Ki needs to affect the integral component, not the change in integral itself.

[aseelye]

As the title states, the integral value should be just the accumulated product of error * dt. Otherwise the integral product can either stick around too long, or be wiped out too quickly if/when Ki != 0.

[aseelye]

I can possibly see doing it this way. I'm working on an environmental chamber that heats and cools as needed, and needed to learn how PID worked. Chopping the P/I/D pieces out on their own from the final result (that is, my min output is 0, max 100, and I wanted the integral to only comprise up to 40 of that). It's using a thermoelectric/peltier cooler, so cooling is slow. I'm currently using a PI system with 200/8 with output limit of 100 and windup of 5, so if the temp is off by half a degree or more, the proportional will max it out. However, if I'm starting out from ten degrees high, the integral winds up to 100, and will be much slower to shave off that figure and not completely overshoot things.

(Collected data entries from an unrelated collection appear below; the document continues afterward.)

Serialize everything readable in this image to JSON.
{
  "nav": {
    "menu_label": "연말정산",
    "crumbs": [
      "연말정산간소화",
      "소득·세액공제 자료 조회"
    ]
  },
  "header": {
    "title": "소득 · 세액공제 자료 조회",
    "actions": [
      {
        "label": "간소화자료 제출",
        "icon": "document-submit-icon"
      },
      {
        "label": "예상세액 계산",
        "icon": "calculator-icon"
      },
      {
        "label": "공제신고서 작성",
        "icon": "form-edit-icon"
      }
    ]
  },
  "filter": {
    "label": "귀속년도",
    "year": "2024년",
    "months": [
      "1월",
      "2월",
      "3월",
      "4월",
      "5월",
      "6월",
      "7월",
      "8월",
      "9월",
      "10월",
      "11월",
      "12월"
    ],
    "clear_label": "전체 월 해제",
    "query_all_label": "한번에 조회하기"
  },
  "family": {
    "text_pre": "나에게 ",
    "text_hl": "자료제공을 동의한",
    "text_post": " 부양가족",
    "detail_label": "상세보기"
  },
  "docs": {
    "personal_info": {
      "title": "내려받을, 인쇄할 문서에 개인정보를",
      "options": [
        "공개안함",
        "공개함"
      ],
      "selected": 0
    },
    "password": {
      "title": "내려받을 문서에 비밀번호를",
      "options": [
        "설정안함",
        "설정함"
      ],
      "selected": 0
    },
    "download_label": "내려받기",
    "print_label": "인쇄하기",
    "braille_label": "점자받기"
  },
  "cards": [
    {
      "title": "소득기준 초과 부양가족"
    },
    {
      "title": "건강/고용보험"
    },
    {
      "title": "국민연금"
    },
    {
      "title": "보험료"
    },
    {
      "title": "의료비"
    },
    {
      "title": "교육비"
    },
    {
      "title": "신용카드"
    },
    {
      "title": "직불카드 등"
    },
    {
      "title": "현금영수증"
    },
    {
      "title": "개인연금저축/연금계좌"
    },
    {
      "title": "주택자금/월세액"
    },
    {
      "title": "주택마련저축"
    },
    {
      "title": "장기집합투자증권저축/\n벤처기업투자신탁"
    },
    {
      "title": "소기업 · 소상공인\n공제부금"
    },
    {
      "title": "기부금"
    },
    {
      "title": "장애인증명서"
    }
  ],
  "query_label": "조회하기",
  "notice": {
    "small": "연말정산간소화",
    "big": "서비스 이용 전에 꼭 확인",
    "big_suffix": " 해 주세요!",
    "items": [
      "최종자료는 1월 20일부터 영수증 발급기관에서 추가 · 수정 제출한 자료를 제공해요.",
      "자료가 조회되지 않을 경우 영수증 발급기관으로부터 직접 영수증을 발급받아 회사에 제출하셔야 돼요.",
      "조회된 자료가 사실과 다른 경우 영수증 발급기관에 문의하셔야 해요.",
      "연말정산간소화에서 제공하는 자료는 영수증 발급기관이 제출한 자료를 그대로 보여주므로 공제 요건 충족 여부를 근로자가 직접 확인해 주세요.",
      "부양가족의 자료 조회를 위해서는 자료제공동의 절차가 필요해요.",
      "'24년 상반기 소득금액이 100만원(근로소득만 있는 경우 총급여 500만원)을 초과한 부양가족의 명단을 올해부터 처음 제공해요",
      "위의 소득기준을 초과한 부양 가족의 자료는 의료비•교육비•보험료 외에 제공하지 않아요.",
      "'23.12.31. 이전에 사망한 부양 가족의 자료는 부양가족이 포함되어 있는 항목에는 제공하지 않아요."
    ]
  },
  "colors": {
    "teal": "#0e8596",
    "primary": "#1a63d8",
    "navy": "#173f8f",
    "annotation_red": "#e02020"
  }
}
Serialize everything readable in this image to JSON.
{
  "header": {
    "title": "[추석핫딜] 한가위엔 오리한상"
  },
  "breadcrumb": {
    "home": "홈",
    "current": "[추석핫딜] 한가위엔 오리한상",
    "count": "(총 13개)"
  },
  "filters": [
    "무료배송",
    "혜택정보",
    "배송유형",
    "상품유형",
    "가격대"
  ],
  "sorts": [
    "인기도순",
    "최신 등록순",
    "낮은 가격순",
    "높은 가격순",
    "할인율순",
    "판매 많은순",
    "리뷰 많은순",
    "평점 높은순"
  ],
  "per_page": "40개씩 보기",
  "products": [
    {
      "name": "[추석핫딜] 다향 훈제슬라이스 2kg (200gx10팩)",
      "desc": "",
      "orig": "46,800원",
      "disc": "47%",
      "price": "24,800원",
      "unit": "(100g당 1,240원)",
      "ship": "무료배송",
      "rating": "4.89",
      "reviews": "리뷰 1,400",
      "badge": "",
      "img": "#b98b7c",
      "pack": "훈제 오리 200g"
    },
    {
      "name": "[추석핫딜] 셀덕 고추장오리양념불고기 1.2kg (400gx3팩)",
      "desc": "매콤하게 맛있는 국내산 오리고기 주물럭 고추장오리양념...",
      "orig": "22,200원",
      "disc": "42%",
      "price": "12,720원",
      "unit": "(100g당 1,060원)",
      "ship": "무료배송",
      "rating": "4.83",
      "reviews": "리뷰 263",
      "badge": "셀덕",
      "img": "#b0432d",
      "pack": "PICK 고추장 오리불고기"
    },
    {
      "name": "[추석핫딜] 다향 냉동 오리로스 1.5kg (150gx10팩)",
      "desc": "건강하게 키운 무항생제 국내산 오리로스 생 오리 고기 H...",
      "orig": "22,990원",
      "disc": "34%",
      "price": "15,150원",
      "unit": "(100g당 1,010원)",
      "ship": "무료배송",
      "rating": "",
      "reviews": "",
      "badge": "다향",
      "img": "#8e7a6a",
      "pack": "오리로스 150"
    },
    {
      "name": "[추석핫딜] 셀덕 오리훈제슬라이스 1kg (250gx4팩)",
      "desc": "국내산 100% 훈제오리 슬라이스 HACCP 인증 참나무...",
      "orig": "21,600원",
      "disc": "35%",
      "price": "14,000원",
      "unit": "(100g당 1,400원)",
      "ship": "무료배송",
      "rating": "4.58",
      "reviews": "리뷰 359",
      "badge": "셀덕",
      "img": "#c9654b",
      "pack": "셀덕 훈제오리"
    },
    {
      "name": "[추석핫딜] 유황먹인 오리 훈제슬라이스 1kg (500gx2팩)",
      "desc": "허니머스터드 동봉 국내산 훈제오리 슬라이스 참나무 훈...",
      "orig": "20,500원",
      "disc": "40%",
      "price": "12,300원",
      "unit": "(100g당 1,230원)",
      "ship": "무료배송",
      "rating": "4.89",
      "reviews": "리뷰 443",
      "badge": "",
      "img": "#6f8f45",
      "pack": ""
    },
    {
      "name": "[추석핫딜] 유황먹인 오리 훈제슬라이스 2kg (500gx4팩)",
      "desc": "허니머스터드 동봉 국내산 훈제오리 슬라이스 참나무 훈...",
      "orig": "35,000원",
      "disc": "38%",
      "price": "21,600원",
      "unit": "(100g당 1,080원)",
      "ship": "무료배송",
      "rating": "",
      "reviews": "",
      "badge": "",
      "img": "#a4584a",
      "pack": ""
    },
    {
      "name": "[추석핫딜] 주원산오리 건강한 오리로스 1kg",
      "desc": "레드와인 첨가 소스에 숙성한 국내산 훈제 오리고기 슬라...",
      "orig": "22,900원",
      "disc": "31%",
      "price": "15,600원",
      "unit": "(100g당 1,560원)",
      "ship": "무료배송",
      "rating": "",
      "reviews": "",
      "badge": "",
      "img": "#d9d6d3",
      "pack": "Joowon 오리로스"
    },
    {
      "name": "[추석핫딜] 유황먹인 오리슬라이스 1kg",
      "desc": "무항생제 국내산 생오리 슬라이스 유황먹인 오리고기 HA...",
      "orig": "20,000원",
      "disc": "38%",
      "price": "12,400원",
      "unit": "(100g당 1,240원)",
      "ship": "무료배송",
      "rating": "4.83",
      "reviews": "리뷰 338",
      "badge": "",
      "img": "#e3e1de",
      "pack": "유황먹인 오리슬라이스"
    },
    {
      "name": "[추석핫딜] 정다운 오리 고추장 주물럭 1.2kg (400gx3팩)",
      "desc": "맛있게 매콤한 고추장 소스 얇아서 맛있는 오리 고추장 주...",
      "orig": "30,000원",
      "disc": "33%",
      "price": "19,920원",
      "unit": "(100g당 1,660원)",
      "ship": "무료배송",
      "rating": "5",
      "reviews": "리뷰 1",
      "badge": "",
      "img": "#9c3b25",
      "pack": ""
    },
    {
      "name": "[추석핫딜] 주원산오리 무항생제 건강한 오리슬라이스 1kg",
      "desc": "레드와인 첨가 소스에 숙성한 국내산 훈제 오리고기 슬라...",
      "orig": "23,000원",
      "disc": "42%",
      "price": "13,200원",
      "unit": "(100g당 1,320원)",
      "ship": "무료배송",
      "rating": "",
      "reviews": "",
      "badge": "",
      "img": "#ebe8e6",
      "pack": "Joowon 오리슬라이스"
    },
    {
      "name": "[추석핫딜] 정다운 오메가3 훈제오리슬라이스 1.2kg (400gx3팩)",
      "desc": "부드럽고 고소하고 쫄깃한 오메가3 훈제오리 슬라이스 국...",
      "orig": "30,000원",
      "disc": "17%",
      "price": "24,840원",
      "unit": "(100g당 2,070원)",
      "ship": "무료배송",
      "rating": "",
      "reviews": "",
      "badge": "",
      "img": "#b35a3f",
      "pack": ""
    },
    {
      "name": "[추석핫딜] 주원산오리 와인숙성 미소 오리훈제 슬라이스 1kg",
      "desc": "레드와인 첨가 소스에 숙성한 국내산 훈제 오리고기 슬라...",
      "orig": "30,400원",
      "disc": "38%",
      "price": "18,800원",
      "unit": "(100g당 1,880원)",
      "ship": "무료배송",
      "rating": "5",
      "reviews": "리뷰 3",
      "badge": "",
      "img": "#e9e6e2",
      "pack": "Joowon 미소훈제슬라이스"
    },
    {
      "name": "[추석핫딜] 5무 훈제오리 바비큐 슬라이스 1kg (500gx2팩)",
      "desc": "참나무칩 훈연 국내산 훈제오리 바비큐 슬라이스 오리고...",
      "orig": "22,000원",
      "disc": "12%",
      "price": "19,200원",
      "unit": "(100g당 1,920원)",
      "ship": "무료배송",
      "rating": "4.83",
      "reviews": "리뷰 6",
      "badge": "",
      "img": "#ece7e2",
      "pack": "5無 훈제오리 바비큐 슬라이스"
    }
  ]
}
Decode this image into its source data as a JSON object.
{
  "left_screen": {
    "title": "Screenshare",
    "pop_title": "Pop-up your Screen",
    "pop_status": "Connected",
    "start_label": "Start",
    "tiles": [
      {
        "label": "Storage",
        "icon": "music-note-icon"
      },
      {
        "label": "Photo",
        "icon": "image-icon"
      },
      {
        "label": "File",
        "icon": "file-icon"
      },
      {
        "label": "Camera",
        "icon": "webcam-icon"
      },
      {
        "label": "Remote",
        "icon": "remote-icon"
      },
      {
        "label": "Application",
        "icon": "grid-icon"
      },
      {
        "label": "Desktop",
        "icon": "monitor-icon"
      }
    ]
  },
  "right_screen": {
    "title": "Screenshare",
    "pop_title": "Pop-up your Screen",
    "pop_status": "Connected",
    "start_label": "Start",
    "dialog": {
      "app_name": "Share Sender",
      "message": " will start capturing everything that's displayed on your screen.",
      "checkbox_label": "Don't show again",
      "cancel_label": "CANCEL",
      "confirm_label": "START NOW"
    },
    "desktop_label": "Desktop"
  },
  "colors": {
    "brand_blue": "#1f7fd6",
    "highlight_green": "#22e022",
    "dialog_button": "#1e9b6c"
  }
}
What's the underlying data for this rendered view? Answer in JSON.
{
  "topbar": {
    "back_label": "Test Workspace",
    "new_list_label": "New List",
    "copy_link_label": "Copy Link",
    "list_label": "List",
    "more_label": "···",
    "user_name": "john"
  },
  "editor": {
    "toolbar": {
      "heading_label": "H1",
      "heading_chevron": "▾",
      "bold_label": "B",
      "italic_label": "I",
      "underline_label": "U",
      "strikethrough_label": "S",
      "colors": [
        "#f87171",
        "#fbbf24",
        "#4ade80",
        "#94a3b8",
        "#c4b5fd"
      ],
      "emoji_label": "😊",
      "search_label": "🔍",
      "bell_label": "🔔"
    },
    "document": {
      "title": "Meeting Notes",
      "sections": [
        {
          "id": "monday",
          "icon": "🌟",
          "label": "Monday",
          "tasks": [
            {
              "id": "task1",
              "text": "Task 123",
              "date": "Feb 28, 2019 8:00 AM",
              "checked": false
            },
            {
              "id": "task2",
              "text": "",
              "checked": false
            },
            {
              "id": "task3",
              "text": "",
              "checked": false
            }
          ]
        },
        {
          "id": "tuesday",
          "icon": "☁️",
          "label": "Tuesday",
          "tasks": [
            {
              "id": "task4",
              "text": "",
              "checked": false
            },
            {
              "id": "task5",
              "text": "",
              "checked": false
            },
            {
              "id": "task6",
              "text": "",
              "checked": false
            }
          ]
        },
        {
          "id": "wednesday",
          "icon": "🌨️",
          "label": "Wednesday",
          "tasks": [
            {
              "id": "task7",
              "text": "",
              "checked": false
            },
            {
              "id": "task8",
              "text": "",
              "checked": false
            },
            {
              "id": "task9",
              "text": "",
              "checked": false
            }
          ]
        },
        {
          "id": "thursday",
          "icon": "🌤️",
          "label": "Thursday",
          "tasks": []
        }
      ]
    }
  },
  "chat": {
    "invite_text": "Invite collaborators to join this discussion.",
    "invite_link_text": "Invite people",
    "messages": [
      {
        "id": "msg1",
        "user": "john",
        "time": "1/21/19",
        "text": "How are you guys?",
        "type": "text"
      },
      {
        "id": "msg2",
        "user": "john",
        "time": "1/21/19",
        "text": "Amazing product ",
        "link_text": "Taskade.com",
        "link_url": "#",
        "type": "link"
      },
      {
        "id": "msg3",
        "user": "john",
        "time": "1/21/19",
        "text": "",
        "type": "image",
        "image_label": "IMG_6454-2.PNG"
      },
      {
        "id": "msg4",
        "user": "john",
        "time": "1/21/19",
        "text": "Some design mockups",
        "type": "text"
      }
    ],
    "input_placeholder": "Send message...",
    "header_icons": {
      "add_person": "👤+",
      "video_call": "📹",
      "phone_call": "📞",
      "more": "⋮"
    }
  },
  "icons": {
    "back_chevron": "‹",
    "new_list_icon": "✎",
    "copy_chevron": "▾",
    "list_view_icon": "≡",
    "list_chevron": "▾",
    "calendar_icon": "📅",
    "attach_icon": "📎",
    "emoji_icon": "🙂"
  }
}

Perhaps staying within your description of things is possible, but I just found this method much easier for testing and tuning. Having a max integral of 5 kept things on an even keel and led to a much quicker convergence (due to the erratic nature of temp sensors, as well as the thermal delay of the TEC cooling the interior chamber via a heatsink).

[m-lundberg]

I'm not an expert in PID controllers either (part of the reason for doing this project to begin with was to learn a bit), but it sounds to me like a situation which could possibly be solved by changing the tuning parameters, perhaps by setting Ki to something lower?

Anyway, this discussion is mostly on #16 now so we can continue the discussion there instead. I will close this PR since I believe that the current way of calculating the integral term is preferable. Feel free to reopen if you still don't agree and we can discuss it more.